Bar-Code Tags, ATM-Style Machines Drive High-Tech Laundry Business

By Jenn Abelson, Globe Staff

In the dry-cleaning world, they're called the 'not mines'. Those too-small jeans and who-would-wear-that dress that infiltrate your dry-cleaning order.

Zoots, a Newton dry-cleaning chain, has hit upon some high-tech solutions to curb the 'not mines' and 'where are mines'? (the favorite cashmere sweaters that go missing in a vast dry-cleaning vortex) that plagued the company after it was launched in 1998 .

In the early days, Zoots was spending 6 percent of revenue on lost and damaged claims -- about six times the industry average -- and not doing a great job of cleaning the clothes it didn't lose.

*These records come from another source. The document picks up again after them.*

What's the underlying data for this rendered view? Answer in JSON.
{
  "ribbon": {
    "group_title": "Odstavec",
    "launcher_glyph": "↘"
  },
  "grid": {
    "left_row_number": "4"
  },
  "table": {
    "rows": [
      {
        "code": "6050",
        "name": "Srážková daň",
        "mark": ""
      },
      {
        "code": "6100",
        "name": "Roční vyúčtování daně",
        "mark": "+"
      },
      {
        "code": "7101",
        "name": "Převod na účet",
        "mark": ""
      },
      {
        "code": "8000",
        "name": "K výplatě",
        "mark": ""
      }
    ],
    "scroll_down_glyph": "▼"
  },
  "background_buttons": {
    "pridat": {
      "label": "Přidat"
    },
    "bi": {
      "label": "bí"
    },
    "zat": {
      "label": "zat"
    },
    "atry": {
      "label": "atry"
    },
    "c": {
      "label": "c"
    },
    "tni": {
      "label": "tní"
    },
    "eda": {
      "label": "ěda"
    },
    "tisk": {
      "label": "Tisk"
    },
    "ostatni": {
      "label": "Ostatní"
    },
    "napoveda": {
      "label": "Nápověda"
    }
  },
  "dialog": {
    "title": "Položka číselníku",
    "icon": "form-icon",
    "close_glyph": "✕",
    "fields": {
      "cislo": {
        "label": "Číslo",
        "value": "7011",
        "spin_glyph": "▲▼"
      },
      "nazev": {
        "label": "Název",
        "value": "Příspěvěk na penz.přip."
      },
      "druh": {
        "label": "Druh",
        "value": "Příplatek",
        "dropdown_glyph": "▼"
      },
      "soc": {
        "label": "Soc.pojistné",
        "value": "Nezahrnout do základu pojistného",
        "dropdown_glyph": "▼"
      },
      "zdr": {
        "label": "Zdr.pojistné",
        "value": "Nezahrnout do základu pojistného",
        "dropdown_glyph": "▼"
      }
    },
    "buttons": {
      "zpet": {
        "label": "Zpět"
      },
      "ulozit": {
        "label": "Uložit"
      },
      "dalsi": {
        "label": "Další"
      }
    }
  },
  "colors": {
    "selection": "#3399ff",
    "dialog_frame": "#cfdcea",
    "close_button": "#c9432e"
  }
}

"While we always knew this business would be challenging, we underestimated the magnitude of the challenge," said Tom Stemberg, one of Zoots's founders and creator of Staples Inc., the Framingham office-supply chain. "As we lost customers' favorite garments or failed to remove spots, we had huge customer payments and defecting customers."

Zoots knew change was needed to survive. So the chain brought in a manufacturing team from the Massachusetts Institute of Technology to focus on quality and productivity. The leaders began investing more in technology, such as permanent garment tags and ATM-style dry-cleaning machines that automatically dispense orders.

In recent years, Zoots finally began to do what it had set out to do: take the dry-cleaning world by storm, offering quality 24-hour service, home delivery, and high-tech perks like e-mailed invoices at dozens of stores. The 78-store chain says it has cut its loss claims to less than 1 percent and made huge gains in adding new customers, keeping existing customers, and improving margins at its locations in nine states.

Along the way, the $66 million company got the confidence to continue its acquisition spree -- including last month's takeover of Sarni Cleaners -- and racked up more than 75 Readers Choice awards for best dry cleaner.